Last updated: January 31, 2022
The coastal walk from Garie Beach to Era Beach in Royal National Park is a beautiful walking trail that forms part of the iconic Coast Track.
The trail takes in four beaches with a couple of steep climbs leading to vantage points with incredible views of the national park’s coastline.
We enjoyed the Garie Beach to Era Beach trail so much that it has earned a spot on our list of best walking tracks in Royal National Park.
|Garie Beach to Era Beach|
|Distance:||5 km (return)|
|Duration:||2 hours (depending on stops)|
|Grade:||Easy / moderate (steep sections)|
How to Get There
Driving to Garie Beach is very easy. Once you’re in the Royal National Park, turn into Garie Road from Sir Bertram Stevens Drive and drive all the way to the car park and picnic area at the end of that road (see map location).
To park your car at Garie Beach, you do need to pay the $12 Royal National Park access fee. You can pay this at the booth on Garie Road or otherwise at the booth closer to the entrance to the national park.
If the car park is full, which does tend to happen on warm sunny days, you can either park on the overflow section (check for signs) or further up on the side of Garie Road.
Garie Beach to Era Beach Track Notes
The hike between Garie Beach and (South) Era Beach is approximately 2.5 km one way, and is very easy to follow with a well maintained walking path and good signage.
It’s a moderately challenging trail as there are a couple of steep sections, but anyone with a reasonable level of fitness can easily complete this fantastic walking track.
We are going to describe this walk along the following landmarks and highlights, from north to south:
- Garie Beach
- Little Garie Beach
- North Era Beach
- South Era Beach
Below is a map of the walk from Garie Beach to Era Beach including those four landmarks and highlights:
1. Garie Beach
Once you’ve parked your car and you’re ready to go, head to the beach and look out for the walking path that runs right behind the beach.
Garie Beach itself is a 900 metres long strip of sand that is patrolled by the Garie Surf Life Saving Club on weekends.
It’s a popular swimming and surfing beach with excellent facilities, such as toilets, a kiosk, a large car park, and a picnic area.
Swimming can often be a bit challenging at Garie Beach as the water can be quite rough there, so make sure you always stay between the flags.
2. Little Garie Beach
After walking about 500 metres, the walking trail behind Garie Beach soon reaches a much smaller strip of sand which is referred to as Little Garie Beach.
It is indeed a cute little beach, surrounded by rocks, but it might not be the best beach to go for a swim.
From Little Garie Beach, the trail continues up the hill, walking past the various small cabins that form part of the Little Garie Shack Community.
Most of these cabins were built by families in the first half of the 20th century, before the land became part of the Royal National Park.
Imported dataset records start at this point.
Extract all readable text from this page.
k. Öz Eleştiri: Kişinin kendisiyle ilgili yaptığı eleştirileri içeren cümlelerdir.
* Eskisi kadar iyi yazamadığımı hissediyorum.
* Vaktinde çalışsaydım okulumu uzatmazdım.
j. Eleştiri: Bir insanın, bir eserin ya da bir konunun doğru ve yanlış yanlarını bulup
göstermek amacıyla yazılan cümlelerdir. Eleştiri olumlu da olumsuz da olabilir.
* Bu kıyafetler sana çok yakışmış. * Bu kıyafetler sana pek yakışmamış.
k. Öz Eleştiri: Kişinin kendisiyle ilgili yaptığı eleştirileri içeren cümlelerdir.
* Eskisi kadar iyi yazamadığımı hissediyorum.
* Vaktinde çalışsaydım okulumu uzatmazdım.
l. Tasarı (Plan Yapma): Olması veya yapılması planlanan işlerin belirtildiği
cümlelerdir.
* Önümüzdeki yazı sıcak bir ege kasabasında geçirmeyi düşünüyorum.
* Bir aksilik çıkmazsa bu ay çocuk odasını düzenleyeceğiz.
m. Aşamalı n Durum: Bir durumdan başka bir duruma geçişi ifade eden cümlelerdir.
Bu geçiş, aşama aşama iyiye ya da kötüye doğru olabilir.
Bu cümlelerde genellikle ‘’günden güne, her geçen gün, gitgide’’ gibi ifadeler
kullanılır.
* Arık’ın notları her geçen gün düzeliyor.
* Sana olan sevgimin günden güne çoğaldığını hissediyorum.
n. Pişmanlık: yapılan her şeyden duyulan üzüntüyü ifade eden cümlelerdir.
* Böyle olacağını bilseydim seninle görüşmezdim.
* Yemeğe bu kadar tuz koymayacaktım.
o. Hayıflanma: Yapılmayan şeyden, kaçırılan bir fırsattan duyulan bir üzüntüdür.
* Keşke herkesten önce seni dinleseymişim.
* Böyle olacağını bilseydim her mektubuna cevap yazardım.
The cabins have always been, and still are, completely off the grid.
The walking trail up the hillside is mostly via a very long staircase, to finally reach the top of Thelma Head, the headland between Little Garie Beach and North Era Beach.
The views from this headland, as you climb up the staircase, are absolutely fantastic, with Garie Beach and Garie North Head clearly visible in the distance.
3. North Era Beach
Once you’ve reached the top of Thelma Head, the track continues on to the other side of the headland where you will descend to North Era Beach, again via a long staircase.
The views over North Era Beach and South Era Beach, as you make that descent, are superb, and quite similar to the views from the other side of the headland.
The trail continues past the North Era Campground which is located on a large grassy area behind the beach.
This campground is mainly used by those doing the Coast Track between Bundeena and Otford in two days. Note that bookings for this campground are essential, if you wish to stay there overnight.
4. South Era Beach
To continue the trail to South Era Beach, follow the signs for the Coast Track leading to a path that goes over the hill.
This is an uphill climb via metal boardwalks but it’s definitely not as steep or as far as getting to the peak of Thelma Head.
South Era Beach is bigger than North Era Beach, and even has its own surf life saving branch with life savers on duty on the weekends.
Swimming can be quite hazardous at both Era beaches, so make sure you stay between the flags at all times if you wish to go for a swim.
Note that when you return to South Era Beach, you can also do this via the rocky area between the two beaches at low tide.
There is a bit of rock scrambling involved, but overall it’s shorter and quicker than returning via the hill.
Once you’ve made it to South Era Beach, you can choose to keep hiking southbound as far as you wish. As this is part of the Coast Track, the trail continues all the way to Otford at the southern end of Royal National Park.
If you don’t want to go that far, perhaps consider going to the next beach, which is Burning Palms Beach. It’s another beautiful strip of sand that is nice for a quick swim, depending on the conditions.
Burning Palms Beach is also the access point to Figure Eight Pools, but before going there, it’s important to check the tides to make sure it’s safe to go there and that you can actually see the pools.